Someone Else's Kingdom, BOOK II - Scene LVII
Queen Tunida stood silently as the ground murmured beneath her feet. The city of Woodville gently rumbling as the tremor passed; the calm ocean roar in the distance familiar once again in the quiet aftermath. It was the second tremor in as many days, and fortunately, like earlier ones, only nerves were frayed. The queen's normal stoicism having a touch of sullenness, her eyelids and eyelashes drooping ever-so-slightly, like heavy boughs. Her flowing red dress; a dampen to its lustre. Worried by the groaning earth, a few serving maids came rushing out to attend her, but she ushered them away, preferring the ocean drone.
Meanwhile, a mere mile away, her husband, the King of Tunid was busying himself to leave, overseeing his small ship. A pilgrimage was in the reckoning, and though uneasy storm clouds hung over his kingdom greater things were at play. All necessary preparations had been made, yet still, the ship that lulled on the earth-churned sea before him looked inadequate.

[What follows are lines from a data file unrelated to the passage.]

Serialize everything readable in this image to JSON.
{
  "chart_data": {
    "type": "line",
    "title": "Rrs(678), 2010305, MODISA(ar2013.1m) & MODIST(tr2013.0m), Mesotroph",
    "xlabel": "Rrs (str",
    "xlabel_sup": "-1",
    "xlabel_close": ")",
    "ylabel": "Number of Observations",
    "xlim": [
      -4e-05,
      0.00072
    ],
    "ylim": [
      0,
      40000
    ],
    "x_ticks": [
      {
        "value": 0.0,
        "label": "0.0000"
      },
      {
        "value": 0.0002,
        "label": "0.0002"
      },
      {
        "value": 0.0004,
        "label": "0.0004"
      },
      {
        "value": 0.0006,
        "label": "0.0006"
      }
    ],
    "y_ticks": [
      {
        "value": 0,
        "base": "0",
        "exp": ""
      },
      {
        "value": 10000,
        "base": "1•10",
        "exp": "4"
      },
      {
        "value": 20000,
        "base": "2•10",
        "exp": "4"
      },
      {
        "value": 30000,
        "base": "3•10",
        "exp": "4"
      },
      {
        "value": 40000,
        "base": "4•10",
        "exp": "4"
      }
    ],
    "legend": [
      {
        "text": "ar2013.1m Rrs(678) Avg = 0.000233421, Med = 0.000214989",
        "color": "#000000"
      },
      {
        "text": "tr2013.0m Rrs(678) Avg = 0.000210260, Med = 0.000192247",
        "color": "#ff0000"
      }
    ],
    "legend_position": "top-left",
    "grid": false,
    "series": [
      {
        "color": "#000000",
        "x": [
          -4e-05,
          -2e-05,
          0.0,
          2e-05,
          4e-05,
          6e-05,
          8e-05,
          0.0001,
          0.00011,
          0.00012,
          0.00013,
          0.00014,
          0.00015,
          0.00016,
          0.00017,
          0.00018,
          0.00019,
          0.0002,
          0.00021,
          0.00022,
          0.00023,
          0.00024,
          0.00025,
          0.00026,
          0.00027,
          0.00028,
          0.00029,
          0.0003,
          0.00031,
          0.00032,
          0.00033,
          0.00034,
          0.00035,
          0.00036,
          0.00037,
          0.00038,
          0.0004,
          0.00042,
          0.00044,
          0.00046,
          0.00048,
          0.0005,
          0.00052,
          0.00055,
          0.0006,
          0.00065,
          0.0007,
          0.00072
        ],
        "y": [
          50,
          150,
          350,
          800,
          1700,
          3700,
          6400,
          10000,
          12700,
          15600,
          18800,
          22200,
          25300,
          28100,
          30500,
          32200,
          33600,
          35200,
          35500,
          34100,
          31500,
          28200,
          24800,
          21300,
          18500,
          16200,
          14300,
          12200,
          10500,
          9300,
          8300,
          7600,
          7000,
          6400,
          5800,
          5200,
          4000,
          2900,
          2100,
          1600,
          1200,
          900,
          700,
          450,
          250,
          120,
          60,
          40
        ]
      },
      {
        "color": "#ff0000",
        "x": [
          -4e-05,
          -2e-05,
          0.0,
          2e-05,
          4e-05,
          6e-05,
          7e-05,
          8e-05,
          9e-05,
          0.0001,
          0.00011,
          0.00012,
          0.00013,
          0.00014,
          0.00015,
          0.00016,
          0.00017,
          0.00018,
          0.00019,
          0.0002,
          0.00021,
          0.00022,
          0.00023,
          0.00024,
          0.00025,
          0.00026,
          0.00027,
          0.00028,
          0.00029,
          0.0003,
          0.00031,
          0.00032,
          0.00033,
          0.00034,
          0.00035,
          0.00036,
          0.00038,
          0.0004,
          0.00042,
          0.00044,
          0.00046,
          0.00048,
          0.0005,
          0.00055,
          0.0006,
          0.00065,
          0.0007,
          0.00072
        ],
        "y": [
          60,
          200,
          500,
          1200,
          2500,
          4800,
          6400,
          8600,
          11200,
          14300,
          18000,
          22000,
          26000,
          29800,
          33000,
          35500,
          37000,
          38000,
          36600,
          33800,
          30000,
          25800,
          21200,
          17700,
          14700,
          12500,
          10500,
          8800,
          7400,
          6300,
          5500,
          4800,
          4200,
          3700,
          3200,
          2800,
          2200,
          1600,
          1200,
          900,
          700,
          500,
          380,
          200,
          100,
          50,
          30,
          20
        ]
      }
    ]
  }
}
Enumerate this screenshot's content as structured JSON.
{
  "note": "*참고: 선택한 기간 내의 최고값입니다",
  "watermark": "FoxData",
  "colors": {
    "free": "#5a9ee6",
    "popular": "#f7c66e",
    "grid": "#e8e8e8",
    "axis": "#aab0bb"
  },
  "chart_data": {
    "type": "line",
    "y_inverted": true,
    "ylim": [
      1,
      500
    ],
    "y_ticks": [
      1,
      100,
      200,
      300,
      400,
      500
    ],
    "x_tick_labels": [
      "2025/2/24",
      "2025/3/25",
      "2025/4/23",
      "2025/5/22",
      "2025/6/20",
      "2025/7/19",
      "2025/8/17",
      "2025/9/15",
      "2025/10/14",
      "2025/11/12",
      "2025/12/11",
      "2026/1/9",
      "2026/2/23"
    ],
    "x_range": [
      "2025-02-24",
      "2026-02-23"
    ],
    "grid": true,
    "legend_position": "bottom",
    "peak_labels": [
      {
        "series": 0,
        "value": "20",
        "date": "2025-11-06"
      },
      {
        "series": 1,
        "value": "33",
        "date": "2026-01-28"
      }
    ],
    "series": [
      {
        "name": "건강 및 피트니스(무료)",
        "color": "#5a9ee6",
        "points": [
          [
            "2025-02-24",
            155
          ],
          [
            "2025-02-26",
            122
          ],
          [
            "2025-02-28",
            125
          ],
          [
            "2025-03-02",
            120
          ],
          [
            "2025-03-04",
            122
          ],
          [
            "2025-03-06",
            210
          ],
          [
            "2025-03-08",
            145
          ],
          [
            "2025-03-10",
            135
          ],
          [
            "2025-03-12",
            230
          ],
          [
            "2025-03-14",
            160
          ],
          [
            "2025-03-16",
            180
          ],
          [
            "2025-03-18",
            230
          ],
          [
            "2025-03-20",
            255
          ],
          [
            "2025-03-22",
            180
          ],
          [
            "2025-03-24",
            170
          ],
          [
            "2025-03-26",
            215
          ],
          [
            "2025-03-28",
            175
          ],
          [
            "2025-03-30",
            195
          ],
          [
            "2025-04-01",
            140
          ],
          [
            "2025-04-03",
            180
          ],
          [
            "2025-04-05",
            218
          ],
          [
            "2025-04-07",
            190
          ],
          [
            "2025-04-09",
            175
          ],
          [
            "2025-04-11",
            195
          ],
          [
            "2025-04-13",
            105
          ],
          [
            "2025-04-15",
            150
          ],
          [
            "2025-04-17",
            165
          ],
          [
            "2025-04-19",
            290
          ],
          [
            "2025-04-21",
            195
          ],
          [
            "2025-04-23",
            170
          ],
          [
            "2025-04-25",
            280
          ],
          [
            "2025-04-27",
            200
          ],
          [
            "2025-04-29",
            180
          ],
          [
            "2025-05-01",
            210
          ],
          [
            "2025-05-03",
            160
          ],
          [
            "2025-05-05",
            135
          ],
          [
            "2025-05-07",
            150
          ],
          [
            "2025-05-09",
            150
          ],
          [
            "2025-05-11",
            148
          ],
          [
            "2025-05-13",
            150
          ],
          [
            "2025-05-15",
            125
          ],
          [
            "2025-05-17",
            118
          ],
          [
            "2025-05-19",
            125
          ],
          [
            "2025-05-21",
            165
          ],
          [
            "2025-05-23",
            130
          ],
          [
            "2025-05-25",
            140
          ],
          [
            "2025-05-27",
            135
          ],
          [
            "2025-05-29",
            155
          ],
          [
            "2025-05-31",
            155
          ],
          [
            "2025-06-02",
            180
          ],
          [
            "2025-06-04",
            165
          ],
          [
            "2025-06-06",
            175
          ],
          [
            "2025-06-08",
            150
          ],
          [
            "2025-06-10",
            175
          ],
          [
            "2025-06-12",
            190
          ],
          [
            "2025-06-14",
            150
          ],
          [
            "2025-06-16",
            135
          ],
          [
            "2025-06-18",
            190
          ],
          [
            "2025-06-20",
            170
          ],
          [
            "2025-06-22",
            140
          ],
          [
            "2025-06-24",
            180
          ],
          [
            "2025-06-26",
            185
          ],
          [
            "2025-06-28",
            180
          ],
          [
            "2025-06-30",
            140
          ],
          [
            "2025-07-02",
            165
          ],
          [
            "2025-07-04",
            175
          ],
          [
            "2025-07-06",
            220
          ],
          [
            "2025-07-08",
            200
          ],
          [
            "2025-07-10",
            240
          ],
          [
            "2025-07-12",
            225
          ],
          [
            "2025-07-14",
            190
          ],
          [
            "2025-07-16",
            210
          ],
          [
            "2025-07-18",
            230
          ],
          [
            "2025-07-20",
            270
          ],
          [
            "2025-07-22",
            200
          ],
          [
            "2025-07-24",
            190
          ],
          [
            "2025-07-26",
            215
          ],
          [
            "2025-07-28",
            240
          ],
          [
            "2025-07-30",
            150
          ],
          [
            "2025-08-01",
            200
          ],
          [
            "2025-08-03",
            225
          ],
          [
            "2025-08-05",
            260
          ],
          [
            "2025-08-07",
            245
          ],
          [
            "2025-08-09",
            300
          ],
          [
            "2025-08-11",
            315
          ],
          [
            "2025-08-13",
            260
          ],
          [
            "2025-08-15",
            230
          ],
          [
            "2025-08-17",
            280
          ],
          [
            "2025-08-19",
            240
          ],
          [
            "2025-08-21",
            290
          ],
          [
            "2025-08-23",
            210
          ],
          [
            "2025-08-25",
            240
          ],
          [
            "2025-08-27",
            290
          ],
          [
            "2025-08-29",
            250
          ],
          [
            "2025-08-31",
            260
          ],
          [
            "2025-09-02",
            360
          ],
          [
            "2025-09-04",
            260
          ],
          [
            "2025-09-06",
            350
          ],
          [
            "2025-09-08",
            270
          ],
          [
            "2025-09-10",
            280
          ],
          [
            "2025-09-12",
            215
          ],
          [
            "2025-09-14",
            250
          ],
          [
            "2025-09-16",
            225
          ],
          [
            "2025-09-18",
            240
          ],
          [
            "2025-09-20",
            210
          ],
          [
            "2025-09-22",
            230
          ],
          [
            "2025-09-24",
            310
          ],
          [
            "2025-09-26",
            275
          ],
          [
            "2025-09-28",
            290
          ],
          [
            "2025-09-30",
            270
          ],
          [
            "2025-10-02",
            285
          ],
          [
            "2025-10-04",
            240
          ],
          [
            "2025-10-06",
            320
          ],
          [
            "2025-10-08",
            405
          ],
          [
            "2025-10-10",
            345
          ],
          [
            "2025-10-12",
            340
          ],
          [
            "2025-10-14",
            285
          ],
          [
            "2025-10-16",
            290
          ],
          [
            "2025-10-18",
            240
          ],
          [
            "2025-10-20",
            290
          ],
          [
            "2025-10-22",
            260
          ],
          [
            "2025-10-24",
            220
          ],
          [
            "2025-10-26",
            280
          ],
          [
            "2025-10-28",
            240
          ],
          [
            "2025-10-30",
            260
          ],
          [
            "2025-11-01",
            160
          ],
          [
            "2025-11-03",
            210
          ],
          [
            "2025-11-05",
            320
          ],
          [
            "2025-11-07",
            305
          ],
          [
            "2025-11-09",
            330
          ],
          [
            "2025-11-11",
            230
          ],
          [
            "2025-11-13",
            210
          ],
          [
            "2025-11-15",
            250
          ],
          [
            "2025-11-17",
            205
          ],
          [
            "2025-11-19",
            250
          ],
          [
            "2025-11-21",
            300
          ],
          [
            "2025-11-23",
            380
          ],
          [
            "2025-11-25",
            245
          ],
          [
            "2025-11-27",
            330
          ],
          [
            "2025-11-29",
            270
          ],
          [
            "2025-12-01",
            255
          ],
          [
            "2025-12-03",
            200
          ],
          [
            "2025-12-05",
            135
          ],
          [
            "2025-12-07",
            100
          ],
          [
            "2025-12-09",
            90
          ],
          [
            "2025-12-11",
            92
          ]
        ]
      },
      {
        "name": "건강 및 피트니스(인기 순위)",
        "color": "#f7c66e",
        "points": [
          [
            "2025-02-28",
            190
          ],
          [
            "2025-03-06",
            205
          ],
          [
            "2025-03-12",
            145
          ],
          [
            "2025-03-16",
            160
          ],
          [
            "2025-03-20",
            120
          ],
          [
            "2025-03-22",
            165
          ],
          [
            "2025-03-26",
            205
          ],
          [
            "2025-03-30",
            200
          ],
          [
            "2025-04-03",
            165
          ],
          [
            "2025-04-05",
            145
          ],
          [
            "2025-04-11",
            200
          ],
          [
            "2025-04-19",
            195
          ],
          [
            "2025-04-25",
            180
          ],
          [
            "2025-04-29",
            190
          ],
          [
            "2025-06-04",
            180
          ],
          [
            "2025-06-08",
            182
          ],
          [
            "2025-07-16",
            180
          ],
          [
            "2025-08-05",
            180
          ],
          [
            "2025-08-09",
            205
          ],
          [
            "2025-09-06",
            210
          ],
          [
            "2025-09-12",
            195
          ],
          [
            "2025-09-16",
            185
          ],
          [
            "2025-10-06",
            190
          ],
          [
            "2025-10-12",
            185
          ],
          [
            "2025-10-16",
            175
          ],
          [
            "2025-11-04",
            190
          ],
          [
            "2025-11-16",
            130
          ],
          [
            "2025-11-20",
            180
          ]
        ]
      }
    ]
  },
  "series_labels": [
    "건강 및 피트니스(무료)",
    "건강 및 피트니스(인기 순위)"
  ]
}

So small beneath the larger world. Likewise, there was a dull feeling of desertion inside as he stepped aboard, grieving to leave his queen alone and so abandoned. Nevertheless, with the wider world in growing chaos the time had came. Word had already went out to his brother, Prince Twayen, that, as always, he must remain on Outer Tunida - no matter what befell the inner island. The perimeter needed its royal and ancient guard more than ever, as ominous omens loomed in the heavens. The rumbles of the ground felt most heavily in the stomach. Marrying mindful worry to the physical world, in knots of living, fleshy matter.
Naturally thoughts then turned to his youngest brother, Prince Reach, out defending the realm on the eastern front. Manning the eastern lands that separated the warring spectres of gods and men. He had doubted these myths so many times himself, so strange they'd seemed, but now he regretted his lack of faith. His ancestors had been wiser than he'd been, and he'd failed to rule as they'd taught. His liberal ease and younger reluctance to spill blood now a glaring weakness, as viewed from the bloodier moment of total war.
As his lonely ship cast off the queen watched voiceless from the palace gardens. A perilous journey across the waters - hopefully to join her cherished son, on his dangerous isle of exile, in the northern mist. With everything she loved most dearly now out at sea she thought less of herself and her island, even as invasion and conquer grew ever close. The sea seeming to swallow her soul as she opened herself to the sorrow; the grey clouds darkening above her regal brow.